Saturday, October 17, 2009

What happened to disintermediation?

A front page story in the WSJ Friday talked about Wal-Mart’s price war for online books, with $10 bestsellers. The money quote is pretty good:

"If there is going to be a 'Wal-Mart of the Web,' it is going to be Walmart.com," said Walmart.com CEO Raul Vazquez in an interview. "Our goal is to be the biggest and most visited retail Web site."
Wal-Mart is also planning on getting into electronic books. Amazon is responding every way that it can.

But there was one passage that I think that deserved more scrutiny:
The price war sent shivers through the publishing world. Wal-Mart's move, and similarly low prices for electronic books, may ultimately condition consumers to expect new titles to cost $10, a price that would force the publishing industry to re-scale its entire business, including the advances paid to writers.

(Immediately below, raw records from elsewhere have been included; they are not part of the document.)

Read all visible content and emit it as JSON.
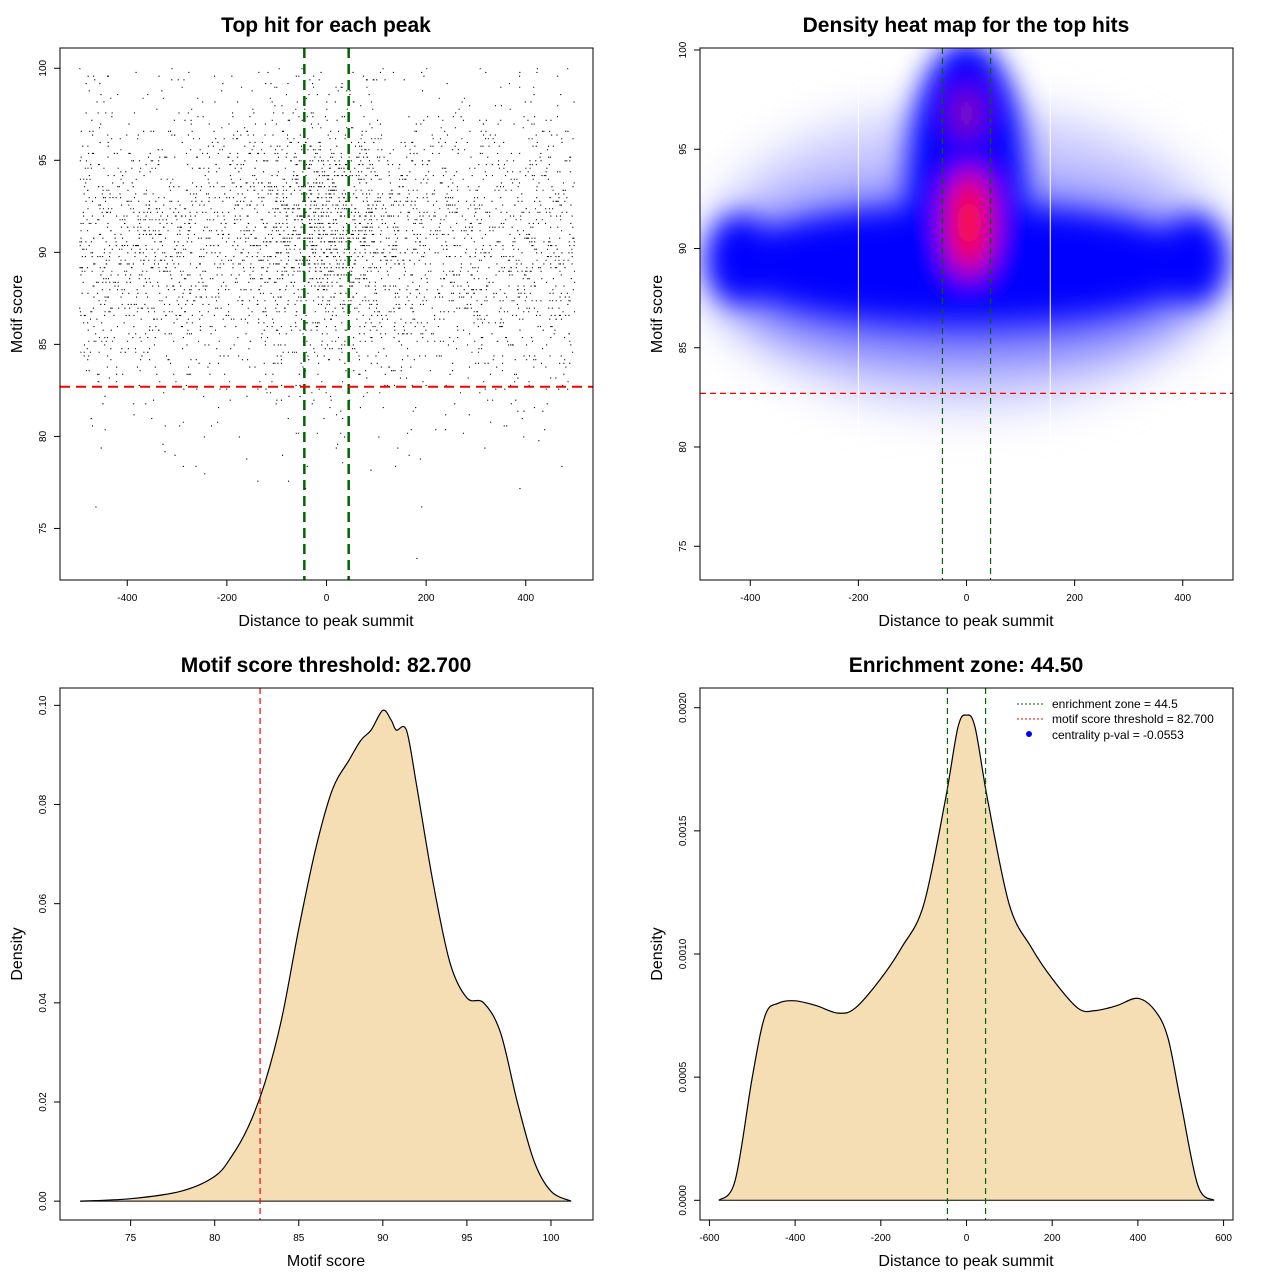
{
  "colors": {
    "threshold": "#ff0000",
    "zone": "#006400",
    "density_fill": "#f5deb3",
    "heat_low": "#ffffff",
    "heat_mid": "#0000ff",
    "heat_high": "#ff0000",
    "centrality_point": "#0000ff"
  },
  "chart_data": [
    {
      "id": "scatter",
      "type": "scatter",
      "title": "Top hit for each peak",
      "xlabel": "Distance to peak summit",
      "ylabel": "Motif score",
      "xlim": [
        -535,
        535
      ],
      "ylim": [
        72.2,
        101.1
      ],
      "xticks": [
        -400,
        -200,
        0,
        200,
        400
      ],
      "yticks": [
        75,
        80,
        85,
        90,
        95,
        100
      ],
      "x_range": [
        -497,
        497
      ],
      "y_mean": 90.2,
      "y_sd": 4.2,
      "zone_x": [
        -44.5,
        44.5
      ],
      "threshold_y": 82.7
    },
    {
      "id": "heatmap",
      "type": "heatmap",
      "title": "Density heat map for the top hits",
      "xlabel": "Distance to peak summit",
      "ylabel": "Motif score",
      "xlim": [
        -493,
        493
      ],
      "ylim": [
        73.3,
        100.1
      ],
      "xticks": [
        -400,
        -200,
        0,
        200,
        400
      ],
      "yticks": [
        75,
        80,
        85,
        90,
        95,
        100
      ],
      "zone_x": [
        -44.5,
        44.5
      ],
      "threshold_y": 82.7,
      "white_lines_x": [
        -200,
        155
      ],
      "hotspots": [
        {
          "x": 5,
          "y": 91.3,
          "intensity": "high"
        },
        {
          "x": 0,
          "y": 96.8,
          "intensity": "medium"
        },
        {
          "x": -420,
          "y": 89.5,
          "intensity": "low"
        },
        {
          "x": 420,
          "y": 89.5,
          "intensity": "low"
        }
      ]
    },
    {
      "id": "score-density",
      "type": "area",
      "title": "Motif score threshold: 82.700",
      "xlabel": "Motif score",
      "ylabel": "Density",
      "xlim": [
        70.8,
        102.5
      ],
      "ylim": [
        -0.0038,
        0.1035
      ],
      "xticks": [
        75,
        80,
        85,
        90,
        95,
        100
      ],
      "yticks": [
        0.0,
        0.02,
        0.04,
        0.06,
        0.08,
        0.1
      ],
      "ytick_labels": [
        "0.00",
        "0.02",
        "0.04",
        "0.06",
        "0.08",
        "0.10"
      ],
      "threshold_x": 82.7,
      "x": [
        72,
        75,
        78,
        80,
        81,
        82,
        83,
        84,
        85,
        86,
        87,
        88,
        88.7,
        89.3,
        90,
        90.5,
        90.8,
        91.4,
        92,
        93,
        94,
        95,
        96,
        97,
        98,
        99,
        100,
        101.2
      ],
      "y": [
        0,
        0.0005,
        0.002,
        0.005,
        0.009,
        0.015,
        0.024,
        0.037,
        0.055,
        0.071,
        0.083,
        0.089,
        0.093,
        0.095,
        0.099,
        0.097,
        0.095,
        0.095,
        0.084,
        0.064,
        0.048,
        0.041,
        0.04,
        0.034,
        0.02,
        0.008,
        0.002,
        0
      ]
    },
    {
      "id": "distance-density",
      "type": "area",
      "title": "Enrichment zone: 44.50",
      "xlabel": "Distance to peak summit",
      "ylabel": "Density",
      "xlim": [
        -622,
        622
      ],
      "ylim": [
        -8e-05,
        0.00208
      ],
      "xticks": [
        -600,
        -400,
        -200,
        0,
        200,
        400,
        600
      ],
      "yticks": [
        0,
        0.0005,
        0.001,
        0.0015,
        0.002
      ],
      "ytick_labels": [
        "0.0000",
        "0.0005",
        "0.0010",
        "0.0015",
        "0.0020"
      ],
      "zone_x": [
        -44.5,
        44.5
      ],
      "x": [
        -578,
        -540,
        -500,
        -470,
        -440,
        -400,
        -350,
        -300,
        -260,
        -200,
        -150,
        -100,
        -50,
        -20,
        0,
        20,
        50,
        100,
        150,
        200,
        260,
        300,
        350,
        400,
        440,
        470,
        500,
        540,
        578
      ],
      "y": [
        0,
        8e-05,
        0.0005,
        0.00075,
        0.0008,
        0.00081,
        0.00079,
        0.00076,
        0.00078,
        0.0009,
        0.00103,
        0.0012,
        0.00162,
        0.00192,
        0.00197,
        0.00192,
        0.00162,
        0.0012,
        0.00103,
        0.0009,
        0.00078,
        0.00077,
        0.00079,
        0.00082,
        0.00077,
        0.00066,
        0.0004,
        6e-05,
        0
      ],
      "legend": [
        {
          "label": "enrichment zone = 44.5",
          "symbol": "dotted-line",
          "color": "#006400"
        },
        {
          "label": "motif score threshold = 82.700",
          "symbol": "dotted-line",
          "color": "#ff0000"
        },
        {
          "label": "centrality p-val = -0.0553",
          "symbol": "point",
          "color": "#0000ff"
        }
      ]
    }
  ]
}
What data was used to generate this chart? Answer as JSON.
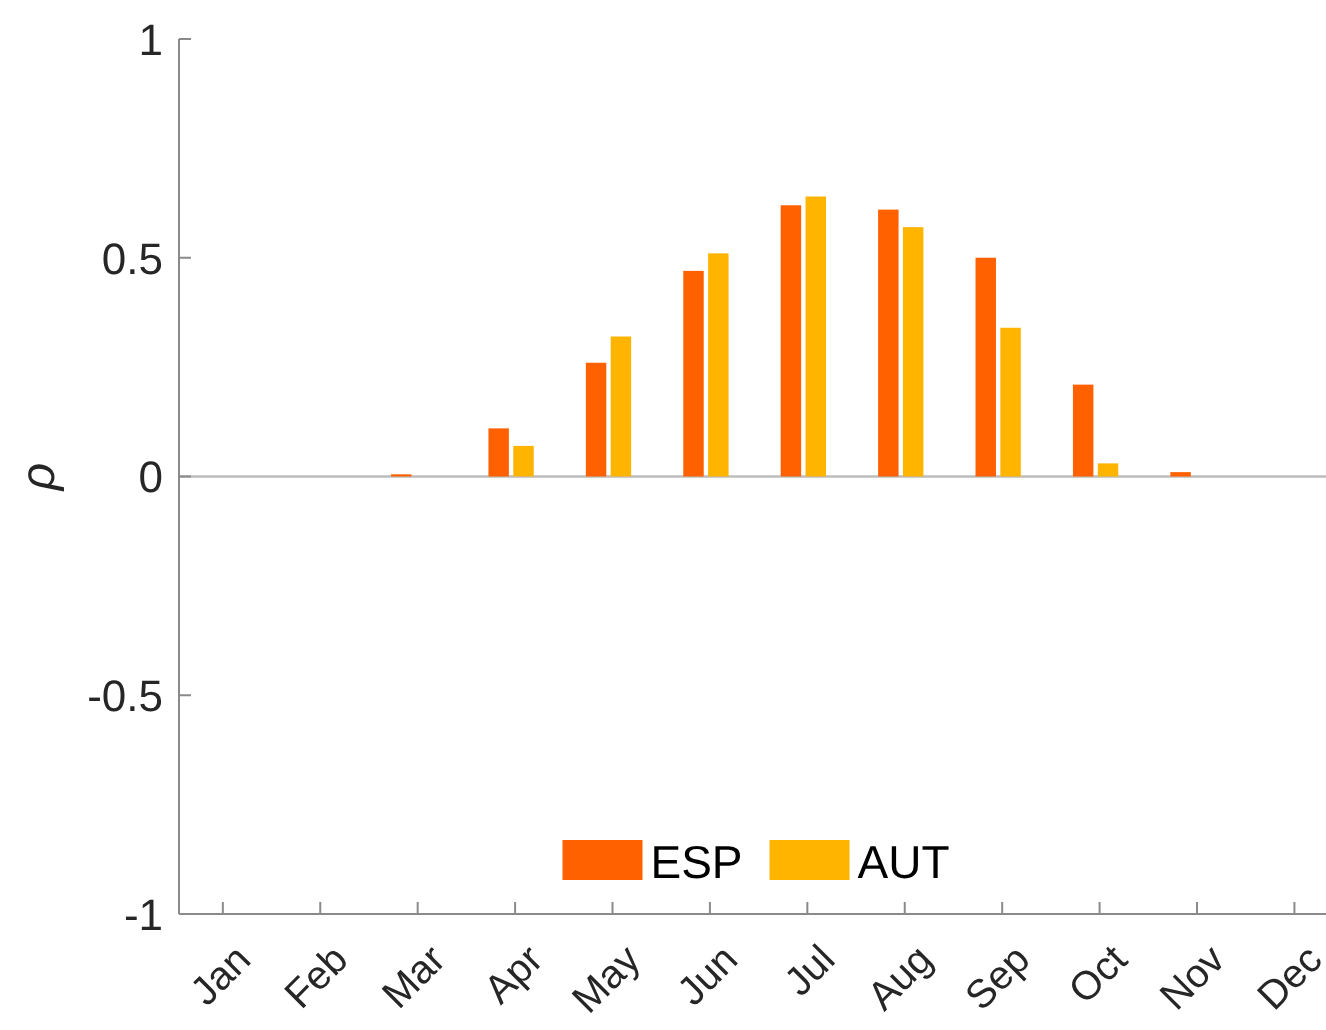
{
  "chart_data": {
    "type": "bar",
    "categories": [
      "Jan",
      "Feb",
      "Mar",
      "Apr",
      "May",
      "Jun",
      "Jul",
      "Aug",
      "Sep",
      "Oct",
      "Nov",
      "Dec"
    ],
    "ylabel": "ρ",
    "series": [
      {
        "name": "ESP",
        "color": "#ff6100",
        "values": [
          null,
          null,
          0.005,
          0.11,
          0.26,
          0.47,
          0.62,
          0.61,
          0.5,
          0.21,
          0.01,
          null
        ]
      },
      {
        "name": "AUT",
        "color": "#ffb400",
        "values": [
          null,
          null,
          null,
          0.07,
          0.32,
          0.51,
          0.64,
          0.57,
          0.34,
          0.03,
          null,
          null
        ]
      }
    ],
    "ylim": [
      -1,
      1
    ],
    "yticks": [
      -1,
      -0.5,
      0,
      0.5,
      1
    ],
    "grid": false,
    "legend": "bottom",
    "ref_lines": [
      {
        "axis": "y",
        "value": 0,
        "color": "#bdbdbd"
      }
    ]
  }
}
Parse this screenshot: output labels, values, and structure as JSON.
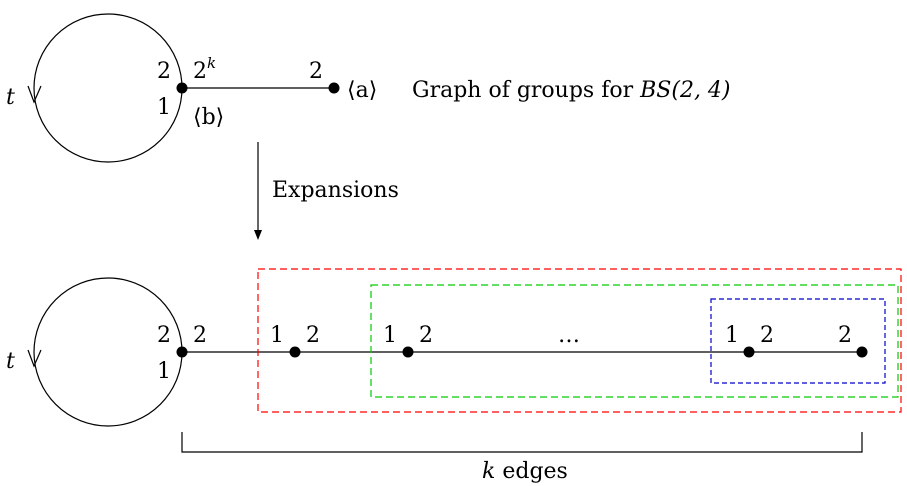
{
  "top": {
    "loop_label": "t",
    "vertex_b": {
      "loop_in": "2",
      "loop_out": "1",
      "edge_end": "2",
      "edge_end_exp": "k",
      "group": "⟨b⟩"
    },
    "vertex_a": {
      "edge_end": "2",
      "group": "⟨a⟩"
    },
    "caption_prefix": "Graph of groups for ",
    "caption_math": "BS(2, 4)"
  },
  "arrow": {
    "label": "Expansions"
  },
  "bottom": {
    "loop_label": "t",
    "base": {
      "loop_in": "2",
      "loop_out": "1",
      "edge_end": "2"
    },
    "vertices": [
      {
        "left": "1",
        "right": "2"
      },
      {
        "left": "1",
        "right": "2"
      }
    ],
    "ellipsis": "…",
    "last_inner": {
      "left": "1",
      "right": "2"
    },
    "terminal": {
      "left": "2"
    },
    "brace_label_var": "k",
    "brace_label_text": " edges"
  },
  "colors": {
    "outer_box": "#ff0000",
    "middle_box": "#00cc00",
    "inner_box": "#0000cc"
  }
}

"The endgame is rather scary for authors," said one book executive.
Here’s my question: why is it scary for authors?

Authors sell to publishers who (sometimes) sell to distributors who sell to retailers who sell to consumers. If there’s a price war that cuts the retail price to consumers, where is it written that authors are the ones who should suffer?

A decade ago, pundits and academic researchers and MBA teachers were saying that e-commerce would bring “disintermediation.” This means the starting and ending point of the value chain (content creator and content consumer) are essential, but one or more of the intermediaries is superfluous or obsolete.

Under this scenario, either the publisher or the retailer could get cut out of the detail entirely. For example, my favorite band released their latest album by self-publishing, cutting out its 30-year publisher Warner/Elektra/Asylum. (BTW, the album was initially released directly and exclusively to Wal-Mart, and sold quite well.)

So at best, for the publishers this suggests a three-way scramble between authors, publishers and resellers (mostly Amazon) to create a 2 vs. 1 coalition to squeeze the margins of the third. At worst, the top selling authors will emulate the top music artists and begin to bypass the publishers for direct distribution.

Of course, the returns and economies of scale are seriously skewed here. Amazon & Wal-Mart are running their price wars with the very top bestsellers, the same books that earn back their typesetting and printing setup costs in a day — and that keep the publishers’ doors open. Authors of million-copy novels can dictate terms to (or bypass) publishers in a way that authors of 500-copy academic books cannot.

Still, this re-opens the question of which intermediaries (if any) uniquely add value — and which ones have negotiating leverage. There are many publishers, but in the US only one Amazon. Even adding Wal-Mart and BN.com, the publishers don’t have a lot of options to disintermediate retailers. To me, the endgame for publishers seems scarier than a Stephen King novel.